The Immigration and Nationality Act of 1952 legislates that people born in American Samoa are non-citizen U.S. nationals unless at least one of their parents were U.S. citizens. While the American Community Survey (ACS) is not collected in American Samoa, individuals from American Samoa who are living in stateside U.S. or Puerto Rico may be included in data collection for the ACS or Puerto Rico Community Survey (PRCS). The wording of the citizenship question and response categories for stateside decennial and ACS forms have not historically included explicit instructions for non-citizen U.S. nationals.
Internal data edit and processing procedures for citizenship in the decennial census and ACS/PRCS have always classified respondents who reported being born in American Samoa as U.S. citizens under the second response category “Yes, born in Puerto Rico, Guam, the U.S. Virgin Islands, or Northern Marianas." Consistent with these procedures, the help text for the ACS was amended in 2011 to add the instruction: "[a]lthough not listed, if the person was born in American Samoa, mark 'Yes, born in Puerto Rico, Guam, the U.S. Virgin Islands, or Northern Marianas' box." The ACS Subject Definitions document also was modified to add that "People born in American Samoa, although not explicitly listed, are included in the second response category."
For 2018, it was decided that including U.S. nationals under the second response category in the citizenship question was not sufficiently supported by the specific wording of the question, as the question does not address the status of U.S. nationals. For this reason, edit and processing procedures have been modified to no longer assign individuals reporting their place of birth as American Samoa into the second response category for citizenship, and instructions for respondents will not include explicit directions as to which citizenship category to indicate.

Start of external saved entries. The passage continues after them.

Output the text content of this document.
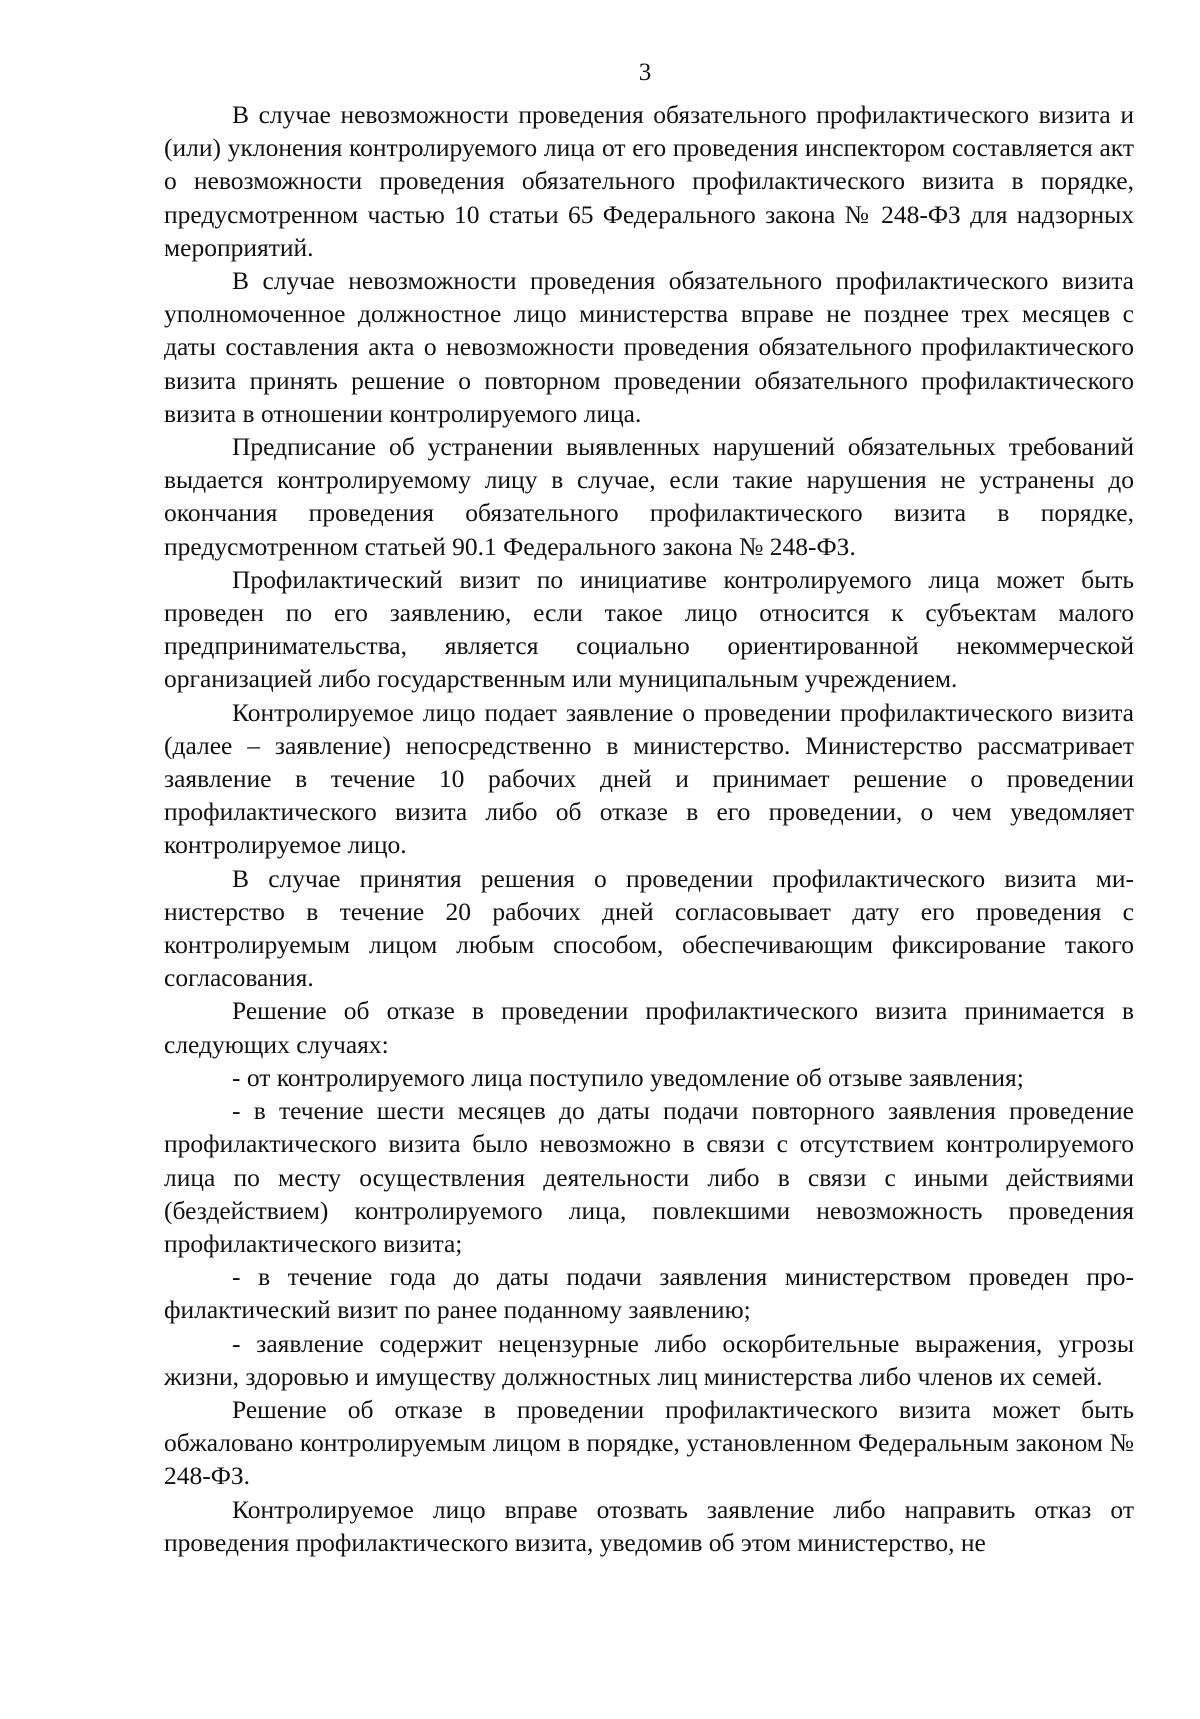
3

В случае невозможности проведения обязательного профилактического визита и (или) уклонения контролируемого лица от его проведения инспектором составляется акт о невозможности проведения обязательного профилактического визита в порядке, предусмотренном частью 10 статьи 65 Федерального закона № 248-ФЗ для надзорных мероприятий.

В случае невозможности проведения обязательного профилактического визита уполномоченное должностное лицо министерства вправе не позднее трех месяцев с даты составления акта о невозможности проведения обязательного профилактического визита принять решение о повторном проведении обязательного профилактического визита в отношении контролируемого лица.

Предписание об устранении выявленных нарушений обязательных требований выдается контролируемому лицу в случае, если такие нарушения не устранены до окончания проведения обязательного профилактического визита в порядке, предусмотренном статьей 90.1 Федерального закона № 248-ФЗ.

Профилактический визит по инициативе контролируемого лица может быть проведен по его заявлению, если такое лицо относится к субъектам малого предпринимательства, является социально ориентированной некоммерческой организацией либо государственным или муниципальным учреждением.

Контролируемое лицо подает заявление о проведении профилактического визита (далее – заявление) непосредственно в министерство. Министерство рассматривает заявление в течение 10 рабочих дней и принимает решение о проведении профилактического визита либо об отказе в его проведении, о чем уведомляет контролируемое лицо.

В случае принятия решения о проведении профилактического визита министерство в течение 20 рабочих дней согласовывает дату его проведения с контролируемым лицом любым способом, обеспечивающим фиксирование такого согласования.

Решение об отказе в проведении профилактического визита принимается в следующих случаях:

- от контролируемого лица поступило уведомление об отзыве заявления;

- в течение шести месяцев до даты подачи повторного заявления проведение профилактического визита было невозможно в связи с отсутствием контролируемого лица по месту осуществления деятельности либо в связи с иными действиями (бездействием) контролируемого лица, повлекшими невозможность проведения профилактического визита;

- в течение года до даты подачи заявления министерством проведен профилактический визит по ранее поданному заявлению;

- заявление содержит нецензурные либо оскорбительные выражения, угрозы жизни, здоровью и имуществу должностных лиц министерства либо членов их семей.

Решение об отказе в проведении профилактического визита может быть обжаловано контролируемым лицом в порядке, установленном Федеральным законом № 248-ФЗ.

Контролируемое лицо вправе отозвать заявление либо направить отказ от проведения профилактического визита, уведомив об этом министерство, не
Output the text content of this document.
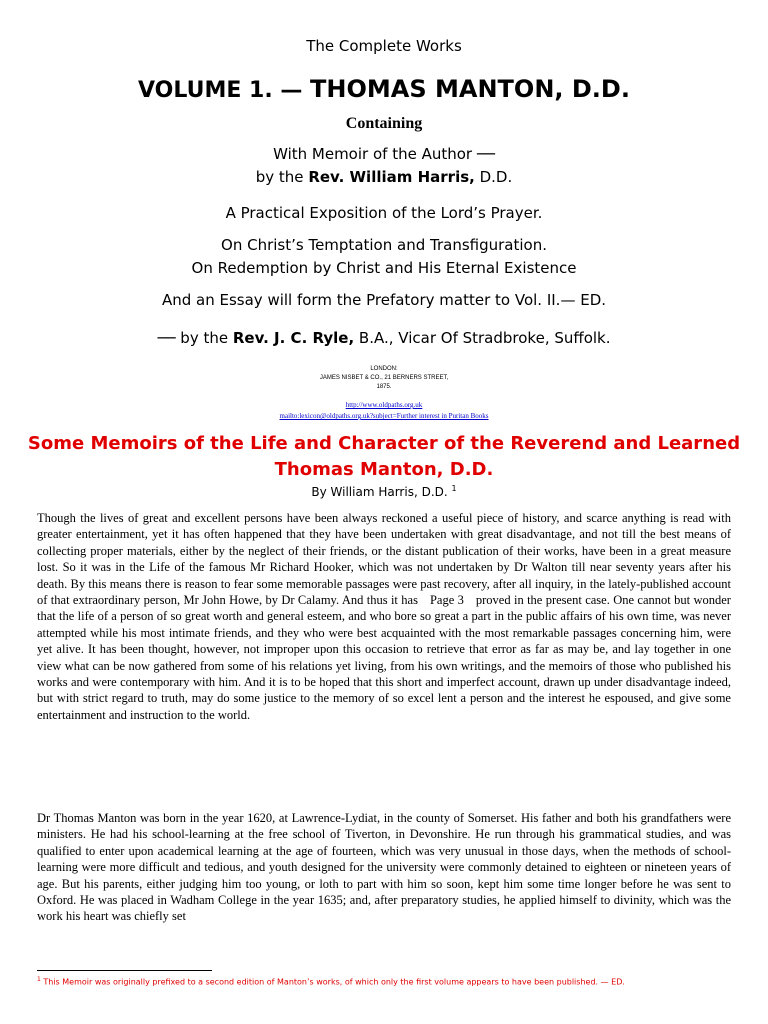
The Complete Works
VOLUME 1. — THOMAS MANTON, D.D.
Containing
With Memoir of the Author ──
by the Rev. William Harris, D.D.
A Practical Exposition of the Lord’s Prayer.
On Christ’s Temptation and Transfiguration.
On Redemption by Christ and His Eternal Existence
And an Essay will form the Prefatory matter to Vol. II.— ED.
── by the Rev. J. C. Ryle, B.A., Vicar Of Stradbroke, Suffolk.
LONDON:
JAMES NISBET & CO., 21 BERNERS STREET,
1875.
http://www.oldpaths.org.uk
mailto:lexicon@oldpaths.org.uk?subject=Further interest in Puritan Books
Some Memoirs of the Life and Character of the Reverend and Learned
Thomas Manton, D.D.
By William Harris, D.D. $^1$

Though the lives of great and excellent persons have been always reckoned a useful piece of history, and scarce anything is read with greater entertainment, yet it has often happened that they have been undertaken with great disadvantage, and not till the best means of collecting proper materials, either by the neglect of their friends, or the distant publication of their works, have been in a great measure lost. So it was in the Life of the famous Mr Richard Hooker, which was not undertaken by Dr Walton till near seventy years after his death. By this means there is reason to fear some memorable passages were past recovery, after all inquiry, in the lately-published account of that extraordinary person, Mr John Howe, by Dr Calamy. And thus it has Page 3 proved in the present case. One cannot but wonder that the life of a person of so great worth and general esteem, and who bore so great a part in the public affairs of his own time, was never attempted while his most intimate friends, and they who were best acquainted with the most remarkable passages concerning him, were yet alive. It has been thought, however, not improper upon this occasion to retrieve that error as far as may be, and lay together in one view what can be now gathered from some of his relations yet living, from his own writings, and the memoirs of those who published his works and were contemporary with him. And it is to be hoped that this short and imperfect account, drawn up under disadvantage indeed, but with strict regard to truth, may do some justice to the memory of so excel lent a person and the interest he espoused, and give some entertainment and instruction to the world.

Dr Thomas Manton was born in the year 1620, at Lawrence-Lydiat, in the county of Somerset. His father and both his grandfathers were ministers. He had his school-learning at the free school of Tiverton, in Devonshire. He run through his grammatical studies, and was qualified to enter upon academical learning at the age of fourteen, which was very unusual in those days, when the methods of school-learning were more difficult and tedious, and youth designed for the university were commonly detained to eighteen or nineteen years of age. But his parents, either judging him too young, or loth to part with him so soon, kept him some time longer before he was sent to Oxford. He was placed in Wadham College in the year 1635; and, after preparatory studies, he applied himself to divinity, which was the work his heart was chiefly set

$^1$ This Memoir was originally prefixed to a second edition of Manton’s works, of which only the first volume appears to have been published. — ED.
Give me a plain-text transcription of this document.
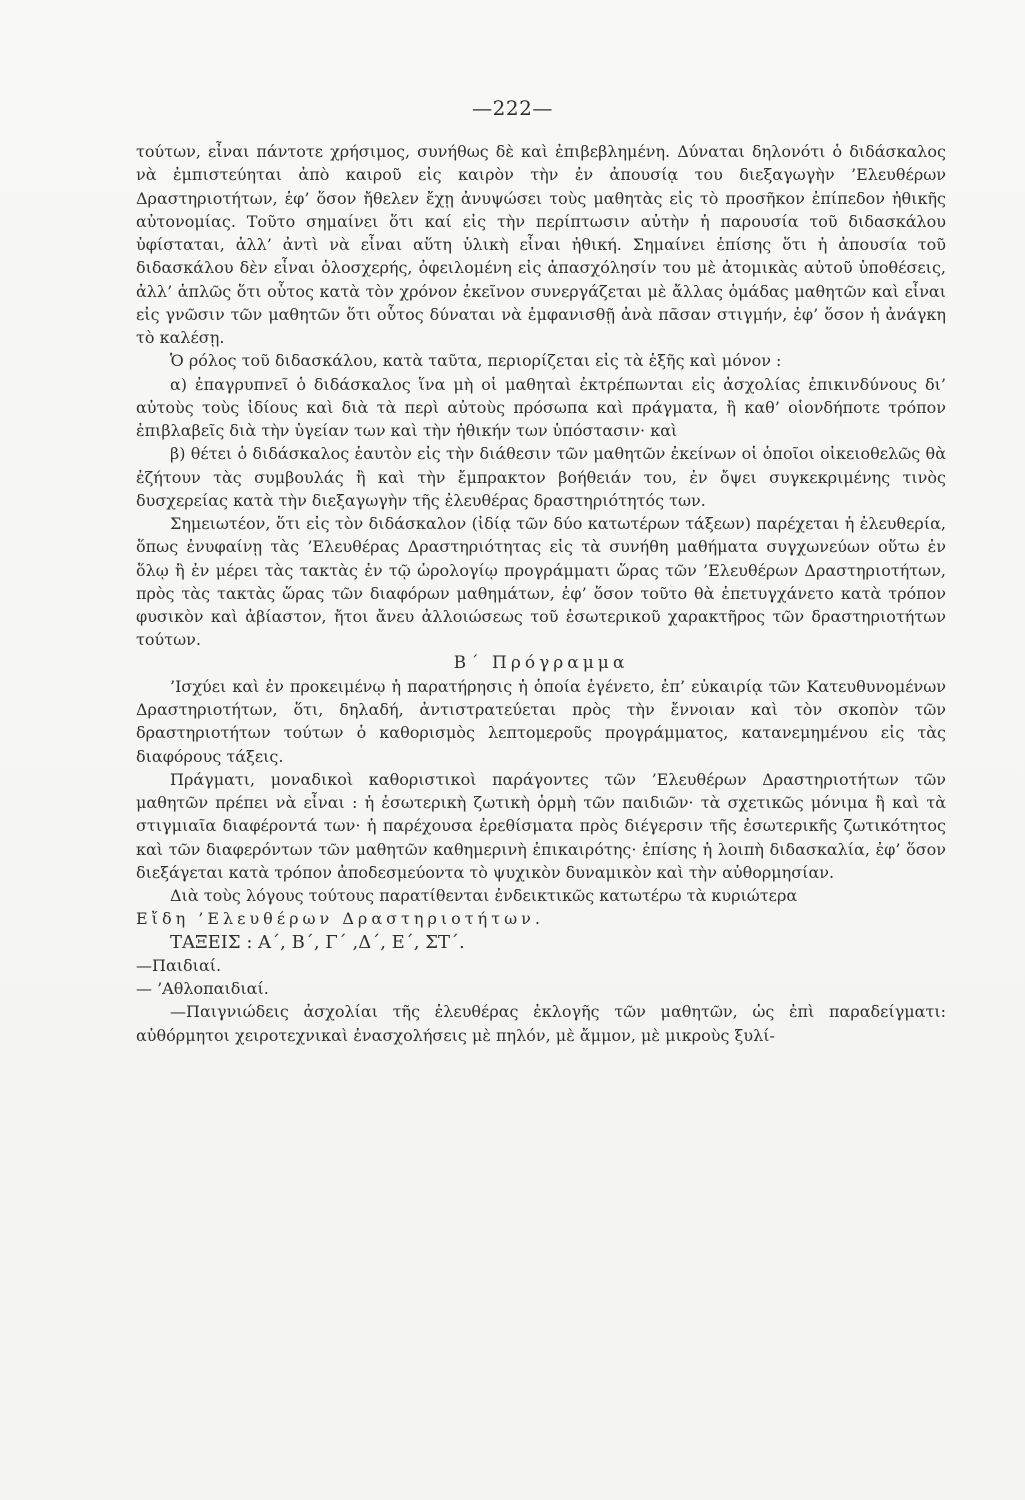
—222—

τούτων, εἶναι πάντοτε χρήσιμος, συνήθως δὲ καὶ ἐπιβεβλημένη. Δύναται δηλονότι ὁ διδάσκαλος νὰ ἐμπιστεύηται ἀπὸ καιροῦ εἰς καιρὸν τὴν ἐν ἀπουσίᾳ του διεξαγωγὴν ’Ελευθέρων Δραστηριοτήτων, ἐφ’ ὅσον ἤθελεν ἔχῃ ἀνυψώσει τοὺς μαθητὰς εἰς τὸ προσῆκον ἐπίπεδον ἠθικῆς αὐτονομίας. Τοῦτο σημαίνει ὅτι καί εἰς τὴν περίπτωσιν αὐτὴν ἡ παρουσία τοῦ διδασκάλου ὑφίσταται, ἀλλ’ ἀντὶ νὰ εἶναι αὕτη ὑλικὴ εἶναι ἠθική. Σημαίνει ἐπίσης ὅτι ἡ ἀπουσία τοῦ διδασκάλου δὲν εἶναι ὁλοσχερής, ὀφειλομένη εἰς ἀπασχόλησίν του μὲ ἀτομικὰς αὐτοῦ ὑποθέσεις, ἀλλ’ ἁπλῶς ὅτι οὗτος κατὰ τὸν χρόνον ἐκεῖνον συνεργάζεται μὲ ἄλλας ὁμάδας μαθητῶν καὶ εἶναι εἰς γνῶσιν τῶν μαθητῶν ὅτι οὗτος δύναται νὰ ἐμφανισθῇ ἀνὰ πᾶσαν στιγμήν, ἐφ’ ὅσον ἡ ἀνάγκη τὸ καλέσῃ.

Ὁ ρόλος τοῦ διδασκάλου, κατὰ ταῦτα, περιορίζεται εἰς τὰ ἑξῆς καὶ μόνον :

α) ἐπαγρυπνεῖ ὁ διδάσκαλος ἵνα μὴ οἱ μαθηταὶ ἐκτρέπωνται εἰς ἀσχολίας ἐπικινδύνους δι’ αὐτοὺς τοὺς ἰδίους καὶ διὰ τὰ περὶ αὐτοὺς πρόσωπα καὶ πράγματα, ἢ καθ’ οἱονδήποτε τρόπον ἐπιβλαβεῖς διὰ τὴν ὑγείαν των καὶ τὴν ἠθικήν των ὑπόστασιν· καὶ

β) θέτει ὁ διδάσκαλος ἑαυτὸν εἰς τὴν διάθεσιν τῶν μαθητῶν ἐκείνων οἱ ὁποῖοι οἰκειοθελῶς θὰ ἐζήτουν τὰς συμβουλάς ἢ καὶ τὴν ἔμπρακτον βοήθειάν του, ἐν ὄψει συγκεκριμένης τινὸς δυσχερείας κατὰ τὴν διεξαγωγὴν τῆς ἐλευθέρας δραστηριότητός των.

Σημειωτέον, ὅτι εἰς τὸν διδάσκαλον (ἰδίᾳ τῶν δύο κατωτέρων τάξεων) παρέχεται ἡ ἐλευθερία, ὅπως ἐνυφαίνῃ τὰς ’Ελευθέρας Δραστηριότητας εἰς τὰ συνήθη μαθήματα συγχωνεύων οὕτω ἐν ὅλῳ ἢ ἐν μέρει τὰς τακτὰς ἐν τῷ ὡρολογίῳ προγράμματι ὥρας τῶν ’Ελευθέρων Δραστηριοτήτων, πρὸς τὰς τακτὰς ὥρας τῶν διαφόρων μαθημάτων, ἐφ’ ὅσον τοῦτο θὰ ἐπετυγχάνετο κατὰ τρόπον φυσικὸν καὶ ἀβίαστον, ἤτοι ἄνευ ἀλλοιώσεως τοῦ ἐσωτερικοῦ χαρακτῆρος τῶν δραστηριοτήτων τούτων.

Β΄ Πρόγραμμα

’Ισχύει καὶ ἐν προκειμένῳ ἡ παρατήρησις ἡ ὁποία ἐγένετο, ἐπ’ εὐκαιρίᾳ τῶν Κατευθυνομένων Δραστηριοτήτων, ὅτι, δηλαδή, ἀντιστρατεύεται πρὸς τὴν ἔννοιαν καὶ τὸν σκοπὸν τῶν δραστηριοτήτων τούτων ὁ καθορισμὸς λεπτομεροῦς προγράμματος, κατανεμημένου εἰς τὰς διαφόρους τάξεις.

Πράγματι, μοναδικοὶ καθοριστικοὶ παράγοντες τῶν ’Ελευθέρων Δραστηριοτήτων τῶν μαθητῶν πρέπει νὰ εἶναι : ἡ ἐσωτερικὴ ζωτικὴ ὁρμὴ τῶν παιδιῶν· τὰ σχετικῶς μόνιμα ἢ καὶ τὰ στιγμιαῖα διαφέροντά των· ἡ παρέχουσα ἐρεθίσματα πρὸς διέγερσιν τῆς ἐσωτερικῆς ζωτικότητος καὶ τῶν διαφερόντων τῶν μαθητῶν καθημερινὴ ἐπικαιρότης· ἐπίσης ἡ λοιπὴ διδασκαλία, ἐφ’ ὅσον διεξάγεται κατὰ τρόπον ἀποδεσμεύοντα τὸ ψυχικὸν δυναμικὸν καὶ τὴν αὐθορμησίαν.

Διὰ τοὺς λόγους τούτους παρατίθενται ἐνδεικτικῶς κατωτέρω τὰ κυριώτερα

Εἴδη ’Ελευθέρων Δραστηριοτήτων.

ΤΑΞΕΙΣ : Α΄, Β΄, Γ΄ ,Δ΄, Ε΄, ΣΤ΄.

—Παιδιαί.

— ’Αθλοπαιδιαί.

—Παιγνιώδεις ἀσχολίαι τῆς ἐλευθέρας ἐκλογῆς τῶν μαθητῶν, ὡς ἐπὶ παραδείγματι: αὐθόρμητοι χειροτεχνικαὶ ἐνασχολήσεις μὲ πηλόν, μὲ ἄμμον, μὲ μικροὺς ξυλί-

Valid citizenship categories for respondents from American Samoa are now “Yes, born abroad of U.S. citizen parent or parents,” “Yes, U.S. citizen by naturalization,” or “No, not a U.S. citizen.” Researchers should note that this change may result in significant differences between the 2017 and 2018 citizenship distribution among those reporting their place of birth as American Samoa. Users should also note that pre-2018 data will not have edited assignments retroactively modified to reflect these changes.